Seler i marchewkę ścieramy na tarce o drobnych oczkach. Czosnek siekamy drobno, a cebule kroimy drobno w kostkę. Na patelni albo w rondlu rozpuszczamy masło i oliwę. Cebulę, seler naciowy i marchewkę szklimy na roztopionym maśle. Smażymy chwile, dodajmy liść laurowy oraz mięso mielone i czosnek. Wszystko razem podsmażamy, aż mięso przestanie być różowe. Dodajemy sol, pieprz do smaku. Podlewamy winem, zmniejszamy ogień i dusimy aż płyn lekko odparuje. Wlewamy przecier pomidorowy lub sos pomidorowy oraz bulion. Doprawiamy tymiankiem i oregano. Przykrywamy i dusimy sos na wolnym ogniu ok 60 minut. Sekretem tej potrawy jest długie, powolne gotowanie, by smaki się połączyły. Jeśli zauważymy, że w trakcie gotowania sosu jest za mało dodać więcej bulionu lub wina lub trochę wody.

W trakcie gotowania sosu ugotować al dente w osolonej wodzie makaron spaghetti. Odcedzić i zostawić w garnku pod przykryciem.
Z sosu wyjąć liść laurowy.

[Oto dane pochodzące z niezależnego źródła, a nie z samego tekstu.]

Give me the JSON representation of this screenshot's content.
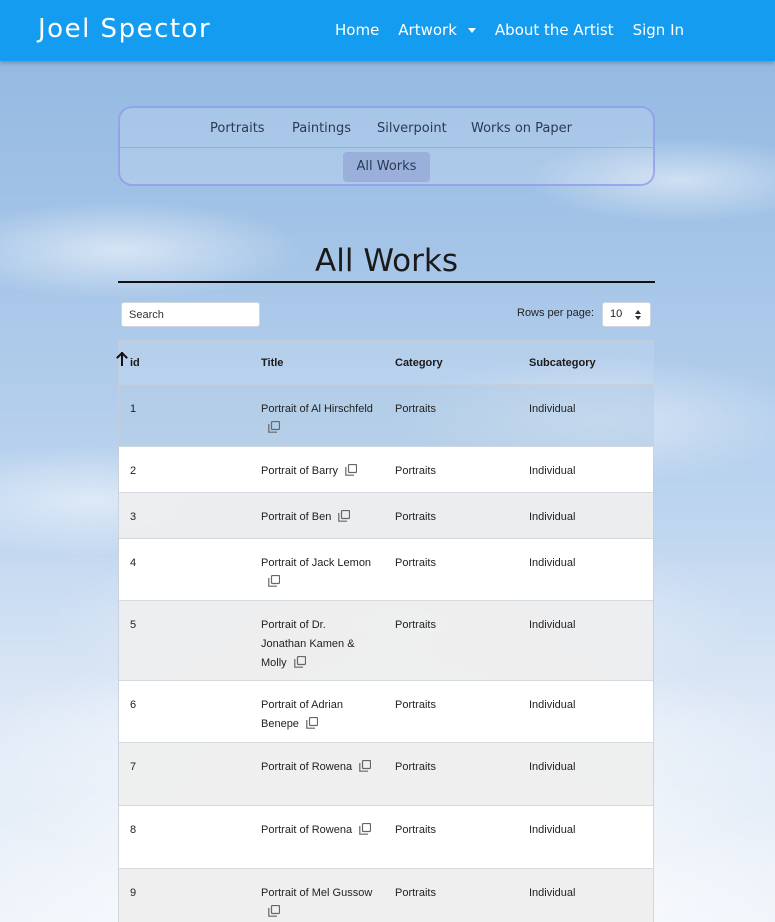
{
  "navbar": {
    "brand": "Joel Spector",
    "links": [
      {
        "label": "Home"
      },
      {
        "label": "Artwork"
      },
      {
        "label": "About the Artist"
      },
      {
        "label": "Sign In"
      }
    ]
  },
  "category_tabs": {
    "row1": [
      "Portraits",
      "Paintings",
      "Silverpoint",
      "Works on Paper"
    ],
    "active": "All Works"
  },
  "page_title": "All Works",
  "controls": {
    "search_placeholder": "Search",
    "rows_label": "Rows per page:",
    "rows_value": "10"
  },
  "table": {
    "columns": [
      "id",
      "Title",
      "Category",
      "Subcategory"
    ],
    "sort_column": "id",
    "sort_direction": "ascending",
    "rows": [
      {
        "id": "1",
        "title": "Portrait of Al Hirschfeld",
        "category": "Portraits",
        "subcategory": "Individual"
      },
      {
        "id": "2",
        "title": "Portrait of Barry",
        "category": "Portraits",
        "subcategory": "Individual"
      },
      {
        "id": "3",
        "title": "Portrait of Ben",
        "category": "Portraits",
        "subcategory": "Individual"
      },
      {
        "id": "4",
        "title": "Portrait of Jack Lemon",
        "category": "Portraits",
        "subcategory": "Individual"
      },
      {
        "id": "5",
        "title": "Portrait of Dr. Jonathan Kamen & Molly",
        "category": "Portraits",
        "subcategory": "Individual"
      },
      {
        "id": "6",
        "title": "Portrait of Adrian Benepe",
        "category": "Portraits",
        "subcategory": "Individual"
      },
      {
        "id": "7",
        "title": "Portrait of Rowena",
        "category": "Portraits",
        "subcategory": "Individual"
      },
      {
        "id": "8",
        "title": "Portrait of Rowena",
        "category": "Portraits",
        "subcategory": "Individual"
      },
      {
        "id": "9",
        "title": "Portrait of Mel Gussow",
        "category": "Portraits",
        "subcategory": "Individual"
      }
    ]
  },
  "icons": {
    "copy": "copy-icon",
    "sort": "arrow-up-icon",
    "dropdown": "caret-down-icon"
  },
  "colors": {
    "navbar": "#139cf0",
    "tab_border": "#8c96eb",
    "active_tab": "#96aad7"
  }
}
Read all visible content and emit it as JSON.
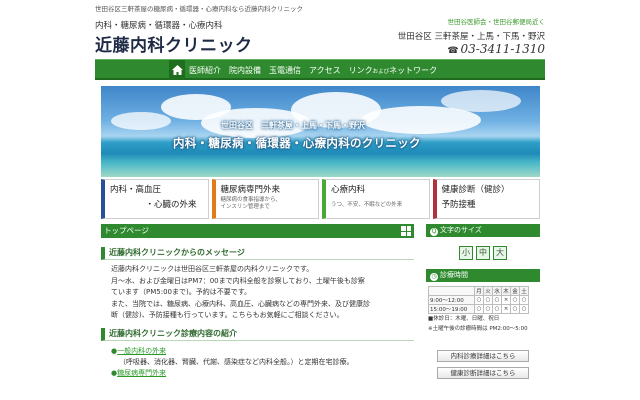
{
  "header": {
    "topbar": "世田谷区三軒茶屋の糖尿病・循環器・心療内科なら近藤内科クリニック",
    "tagline": "内科・糖尿病・循環器・心療内科",
    "logo": "近藤内科クリニック",
    "badge": "世田谷医師会・世田谷郵便局近く",
    "area": "世田谷区 三軒茶屋・上馬・下馬・野沢",
    "phone": "03-3411-1310"
  },
  "nav": {
    "items": [
      {
        "label": "医師紹介"
      },
      {
        "label": "院内設備"
      },
      {
        "label": "玉電通信"
      },
      {
        "label": "アクセス"
      },
      {
        "label": "リンク",
        "small": "および",
        "suffix": "ネットワーク"
      }
    ]
  },
  "hero": {
    "sub": "世田谷区　三軒茶屋・上馬・下馬・野沢",
    "main": "内科・糖尿病・循環器・心療内科のクリニック"
  },
  "feature_buttons": [
    {
      "title": "内科・高血圧",
      "title2": "・心臓の外来",
      "desc": ""
    },
    {
      "title": "糖尿病専門外来",
      "desc": "糖尿病の食事指導から、",
      "desc2": "インスリン管理まで"
    },
    {
      "title": "心療内科",
      "desc": "うつ、不安、不眠などの外来",
      "desc2": ""
    },
    {
      "title": "健康診断（健診）",
      "title2": "予防接種",
      "desc": ""
    }
  ],
  "main": {
    "section_title": "トップページ",
    "message_heading": "近藤内科クリニックからのメッセージ",
    "message_lines": [
      "近藤内科クリニックは世田谷区三軒茶屋の内科クリニックです。",
      "月～水、および金曜日はPM7：00まで内科全般を診察しており、土曜午後も診察",
      "ています（PM5:00まで)。予約は不要です。",
      "また、当院では、糖尿病、心療内科、高血圧、心臓病などの専門外来、及び健康診",
      "断（健診)、予防接種も行っています。こちらもお気軽にご相談ください。"
    ],
    "services_heading": "近藤内科クリニック診療内容の紹介",
    "service_link": "一般内科の外来",
    "service_desc": "（呼吸器、消化器、腎臓、代謝、感染症など内科全般。）と定期在宅診療。",
    "service_link2": "糖尿病専門外来"
  },
  "sidebar": {
    "font_size_title": "文字のサイズ",
    "font_sizes": [
      "小",
      "中",
      "大"
    ],
    "hours_title": "診療時間",
    "days": [
      "月",
      "火",
      "水",
      "木",
      "金",
      "土"
    ],
    "hours": [
      {
        "time": "9:00～12:00",
        "marks": [
          "○",
          "○",
          "○",
          "×",
          "○",
          "○"
        ]
      },
      {
        "time": "15:00～19:00",
        "marks": [
          "○",
          "○",
          "○",
          "×",
          "○",
          "○"
        ]
      }
    ],
    "note1": "■休診日：木曜、日曜、祝日",
    "note2": "※土曜午後の診療時間は PM2:00～5:00",
    "btn1": "内科診療詳細はこちら",
    "btn2": "健康診断詳細はこちら"
  },
  "colors": {
    "accent_green": "#2f8a2f",
    "navy": "#1f2a44",
    "orange": "#e07b1a",
    "red": "#b0323a",
    "blue": "#2a4f9a"
  }
}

Gotowy sos doprawić do smaku, opcjonalnie dodać śmietanę i wymieszać. Sos wlać do makaronu, wymieszać. Na talerzu porcje makaronu z sosem posypać startym parmezanem. 


3 komentarze:

  1. racja, to mój ukochany makaron:D ale pysznie wyglądające to twoje spaghetti:D mam na niego chrapkę!
    Wszystkiego Najlepszego w Nowym Roku!

    OdpowiedzUsuń
  2. Ja bez makaronu nie mogę żyć. Teraz u mnie w kuchni unosi się zapach czosnku, cebuli i pomidorów, czekam na resztę domowników i będziemy pałaszować mój pierwszy domowy makaron z sosem pomidorowym ;-D Kiedyś zrobiłam podobny do tego tutaj, ale z pulpecikami, a do tego chłodne białe wino, było pysznie!

    OdpowiedzUsuń
  3. Ja akurat najbardziej lubię carbonarę. Choć dobrym ragu nie pogardzę.
    Ale powiem Ci, że kilkakrotnie jadłam we Włoszech spaghetti z sosem bolońskim, więc jednak się jada - danie było wybierane z karty ;-) Kuchnia włoska jest tak różnorodna, że w różnych regionach można spotkać przedziwne połączenia. My z czegoś próbujemy zrobić klasykę, a Włosi się z tego śmieją. Tak jak z carbonarą - u nas często robiona jest ze śmietaną, a we Włoszech nie spotkałam (choć nie mówię, że nie ma - ja po prostu nigdzie takiej nie jadłam). Właśnie czytam fajną książkę o kuchni włoskiej i uśmiecham się pod nosem - właśnie z tej naszej jedynej prawdy objawionej, że kuchnia włoska to pewne zasady... a tak naprawdę guzik prawda - w kuchni włoskiej zasad jest niewiele. Za to jest fantazja, wyobraźnie, cudowne łączenie składników i wykorzystanie świeżych produktów.